Título: O paciente do SUS e o câncer
Autor: Fonseca, Roberto Porto ; Lima, Enaldo
Fonte: O Estado de São Paulo, 05/01/2010, Espaço aberto, p. A2

Os cancerologistas brasileiros estão cada vez mais preocupados com a deterioração progressiva das condições do atendimento ao paciente oncológico pelo Sistema Único de Saúde (SUS). Em 2010 estima-se que no Brasil ocorrerão cerca de 489 mil novos casos de câncer, com mortalidade em torno de 160 mil pacientes. Além da crescente incidência de casos por fatores causais, como envelhecimento da população, exposição a fatores de risco como tabagismo, exposição solar excessiva, dieta inadequada e sobrepeso ou obesidade, há um aumento significativo da prevalência da doença, com um grande número de sobreviventes em atividade e em tratamento.

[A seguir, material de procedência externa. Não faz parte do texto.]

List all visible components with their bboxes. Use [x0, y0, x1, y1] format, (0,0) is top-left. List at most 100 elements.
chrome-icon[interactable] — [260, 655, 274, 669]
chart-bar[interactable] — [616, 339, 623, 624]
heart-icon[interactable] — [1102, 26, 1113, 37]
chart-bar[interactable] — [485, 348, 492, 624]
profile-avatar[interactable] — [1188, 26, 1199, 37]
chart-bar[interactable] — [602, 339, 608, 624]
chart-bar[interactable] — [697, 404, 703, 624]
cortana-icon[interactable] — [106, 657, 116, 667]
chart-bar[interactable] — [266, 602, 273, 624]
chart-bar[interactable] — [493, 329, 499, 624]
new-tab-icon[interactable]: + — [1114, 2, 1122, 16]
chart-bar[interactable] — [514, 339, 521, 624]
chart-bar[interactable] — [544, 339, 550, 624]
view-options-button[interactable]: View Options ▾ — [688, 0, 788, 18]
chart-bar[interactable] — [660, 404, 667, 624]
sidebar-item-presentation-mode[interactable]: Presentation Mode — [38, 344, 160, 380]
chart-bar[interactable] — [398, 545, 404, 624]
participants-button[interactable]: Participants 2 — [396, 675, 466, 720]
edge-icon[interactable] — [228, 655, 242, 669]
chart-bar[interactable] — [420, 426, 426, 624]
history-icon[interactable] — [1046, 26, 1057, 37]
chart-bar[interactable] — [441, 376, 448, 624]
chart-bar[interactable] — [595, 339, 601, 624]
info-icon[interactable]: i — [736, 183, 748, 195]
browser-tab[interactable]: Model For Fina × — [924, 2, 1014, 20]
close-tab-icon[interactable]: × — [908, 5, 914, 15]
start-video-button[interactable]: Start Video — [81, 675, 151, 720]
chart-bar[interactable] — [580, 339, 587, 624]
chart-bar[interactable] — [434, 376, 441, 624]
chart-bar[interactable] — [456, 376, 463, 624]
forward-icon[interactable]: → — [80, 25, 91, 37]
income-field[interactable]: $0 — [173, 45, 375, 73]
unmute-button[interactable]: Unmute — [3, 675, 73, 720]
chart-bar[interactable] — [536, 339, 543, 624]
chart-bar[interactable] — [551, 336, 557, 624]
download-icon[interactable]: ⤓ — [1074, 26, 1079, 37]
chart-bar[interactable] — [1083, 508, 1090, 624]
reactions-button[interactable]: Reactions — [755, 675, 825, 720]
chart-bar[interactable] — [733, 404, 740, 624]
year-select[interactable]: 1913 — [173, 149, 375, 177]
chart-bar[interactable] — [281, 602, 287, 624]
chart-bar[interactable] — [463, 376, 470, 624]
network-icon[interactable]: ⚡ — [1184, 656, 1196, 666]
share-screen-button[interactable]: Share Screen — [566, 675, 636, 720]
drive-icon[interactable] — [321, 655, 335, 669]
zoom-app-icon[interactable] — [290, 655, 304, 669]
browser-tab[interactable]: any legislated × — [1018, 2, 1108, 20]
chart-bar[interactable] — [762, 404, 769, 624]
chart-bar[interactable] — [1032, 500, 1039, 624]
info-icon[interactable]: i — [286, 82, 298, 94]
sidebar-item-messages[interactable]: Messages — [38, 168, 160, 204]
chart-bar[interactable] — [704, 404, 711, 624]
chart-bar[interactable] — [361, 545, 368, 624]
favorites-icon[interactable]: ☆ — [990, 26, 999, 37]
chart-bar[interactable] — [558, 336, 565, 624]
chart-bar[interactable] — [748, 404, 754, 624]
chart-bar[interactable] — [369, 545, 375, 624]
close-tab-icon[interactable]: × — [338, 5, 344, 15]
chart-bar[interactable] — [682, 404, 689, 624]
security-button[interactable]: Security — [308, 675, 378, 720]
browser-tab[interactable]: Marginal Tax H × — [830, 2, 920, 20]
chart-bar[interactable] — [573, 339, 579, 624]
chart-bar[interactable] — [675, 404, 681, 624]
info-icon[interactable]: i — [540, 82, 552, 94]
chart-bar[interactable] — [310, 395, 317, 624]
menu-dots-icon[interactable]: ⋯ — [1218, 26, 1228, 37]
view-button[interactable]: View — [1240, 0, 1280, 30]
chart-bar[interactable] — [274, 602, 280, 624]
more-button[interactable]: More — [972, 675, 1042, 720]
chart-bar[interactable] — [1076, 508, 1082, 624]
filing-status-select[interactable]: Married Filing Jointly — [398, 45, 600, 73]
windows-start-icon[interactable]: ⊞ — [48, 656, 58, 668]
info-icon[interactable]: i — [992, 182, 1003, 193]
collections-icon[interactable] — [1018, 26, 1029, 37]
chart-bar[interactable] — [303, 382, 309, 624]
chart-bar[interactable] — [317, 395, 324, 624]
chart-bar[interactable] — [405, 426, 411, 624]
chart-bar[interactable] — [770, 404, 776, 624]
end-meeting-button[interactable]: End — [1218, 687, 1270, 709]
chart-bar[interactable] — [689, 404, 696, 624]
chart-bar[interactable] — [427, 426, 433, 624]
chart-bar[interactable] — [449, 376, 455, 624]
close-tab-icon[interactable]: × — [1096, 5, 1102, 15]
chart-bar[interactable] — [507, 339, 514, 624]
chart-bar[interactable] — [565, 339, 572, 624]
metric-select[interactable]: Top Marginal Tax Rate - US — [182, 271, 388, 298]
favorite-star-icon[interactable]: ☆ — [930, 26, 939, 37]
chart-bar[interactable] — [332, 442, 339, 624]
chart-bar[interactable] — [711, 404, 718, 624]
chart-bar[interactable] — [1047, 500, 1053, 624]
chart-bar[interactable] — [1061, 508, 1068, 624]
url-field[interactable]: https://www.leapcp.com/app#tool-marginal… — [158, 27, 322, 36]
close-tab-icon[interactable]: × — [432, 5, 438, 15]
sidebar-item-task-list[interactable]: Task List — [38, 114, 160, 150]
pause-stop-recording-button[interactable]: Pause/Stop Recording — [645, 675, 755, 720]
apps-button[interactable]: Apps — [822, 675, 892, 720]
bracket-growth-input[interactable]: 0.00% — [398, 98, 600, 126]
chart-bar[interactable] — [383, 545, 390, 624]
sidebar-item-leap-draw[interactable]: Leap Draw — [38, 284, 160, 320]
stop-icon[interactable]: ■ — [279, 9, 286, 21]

O problema é que o tratamento de câncer no Brasil, no que se refere ao SUS, deixa enormes lacunas nas opções à disposição dos cancerologistas, impossibilitados de utilizar tecnologias e drogas já incorporadas à prática médica há muito tempo.

Cerca de 80% dos casos são tratados no âmbito do SUS. Os dados atualizados do Ministério da Saúde revelam que, ao longo de 2008, 305 mil pacientes receberam tratamento sistêmico (quimioterapia ou hormonoterapia) pelo SUS, tornando imperiosa a adoção de novos medicamentos e tecnologias, bem como a atualização da tabela de procedimentos oncológicos, nos quais ocorreram apenas alterações pontuais nos últimos 11 anos, sendo transferida parte dos custos para os prestadores de serviço.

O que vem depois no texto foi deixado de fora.